第4話:選択

「ネラさん、お久しぶりです」


「久しぶり! 魔女様!」


「ビアンカさん……何しに来たのですか?」


「あなたの様子を見に。これ、お土産のアップルパイ。あ、安心して。毒が入ってない普通のリンゴを使いましたから。ナイフ、お借りしますわね」


 そういうとビアンカは台所へ行き、ナイフでアップルパイを切り分けて皿に分け、ネラの前で一口食べて見せました。


「ん。美味しい。流石アラン」


「お姉様、あたしにも一口」


「自分で食べなさい」


「ぶー……」


「……この子は何しに来たの?」


「お姉様に頼まれて、付き添いー」


 ネラは足をパタパタさせるジャラとビアンカを交互に見て、ビアンカに訪ねました。


「ビアンカさん、この子も貴女の恋人なの?」


「ええ。そうです。ジャラといいます。あぁ、ご心配なく。彼女はこう見えて成人してますから」


「今年で二十一歳になりまーす。まだ二十歳でーす」


 アップルパイを頬張りながらVサインをして見せるジャラ。その笑顔はとても二十歳には見えないあどけないものでした。


「ふふ。可愛い子でしょう?」


 ビアンカがジャラの頭を撫でると、彼女はフォークを咥えたまま、少し恥ずかしそうに笑いました。恋人というよりは、姉妹のような雰囲気です。

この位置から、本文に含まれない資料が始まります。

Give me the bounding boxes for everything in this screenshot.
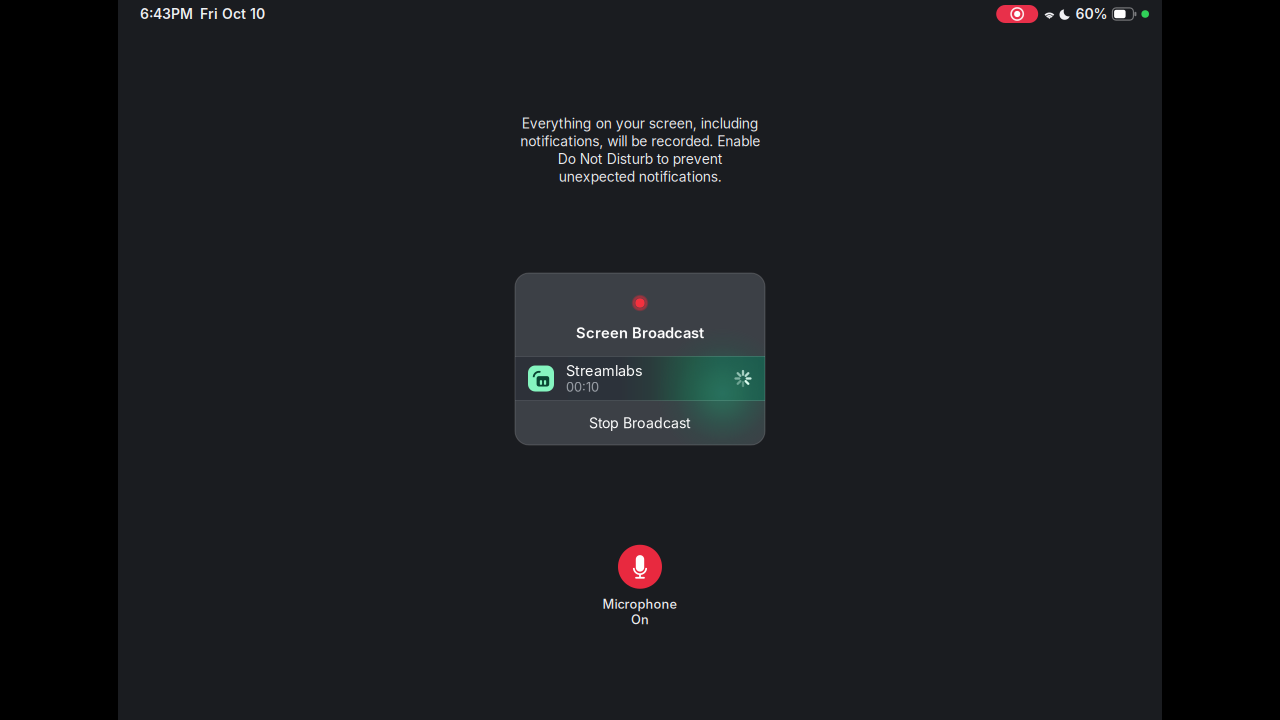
staticText: 6:43PM [140, 6, 193, 22]
staticText: 60% [1075, 6, 1107, 22]
button[interactable]: Microphone On [602, 545, 678, 627]
staticText: Fri Oct 10 [200, 6, 265, 22]
staticText: On [631, 612, 649, 627]
staticText: Streamlabs [566, 362, 643, 379]
staticText: 00:10 [566, 380, 599, 395]
button[interactable]: Stop Broadcast [515, 401, 765, 445]
staticText: Everything on your screen, including not… [520, 115, 760, 185]
staticText: Microphone [602, 596, 678, 612]
staticText: Stop Broadcast [589, 414, 691, 432]
staticText: Screen Broadcast [576, 324, 704, 342]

「……ジャラさんは……ビアンカさんの恋人が自分以外にも居ることが嫌ではないのですか?」


「嫉妬はするよ。けど、みんな仲良しだよ。ビアンカお姉様があたし達のこと平等に愛してくれているのは伝わるし、みんな良い人だし。毎日賑やかで楽しいよ。だからさ、魔女様もおいでよ」


「わたくしは……」


「うちに来たら毎日美味しいご飯食べられるよ! ね、お姉様!」


「ジャラ。無理強いはしちゃ駄目よ」


「あ、そうだった。魔女様の気持ちが大事だよね。ごめんなさい」


「……」


 ネラはアップルパイ一口口に運び、考えます。

 このまま一人で生きていくのか、それとも、ビアンカ達と暮らすのか。


「……あの、恋人になるということは……その……キ、キスとか……したい……ということですよね……」


「あなたがいいと言うなら」


「す、素直ですわね……」


「嘘をついたって仕方ないですもの。けど、もちろん、無理強いはしませんわ。嫌がる女性に無理矢理性行為を強要する趣味はありませんのでご安心を」


「……」


「今すぐに決めなくても大丈夫ですよ。もしその気になったら、いつでもうちにいらして。恋人達には全員、合意を得ていますから」


 アップルパイを食べ終えると、ビアンカはネラに頭を下げてジャラを連れて帰って行きました。


「わたくしは……」


 ネラは一晩考えましたが、その日のうちに答えを出すことはできませんでした。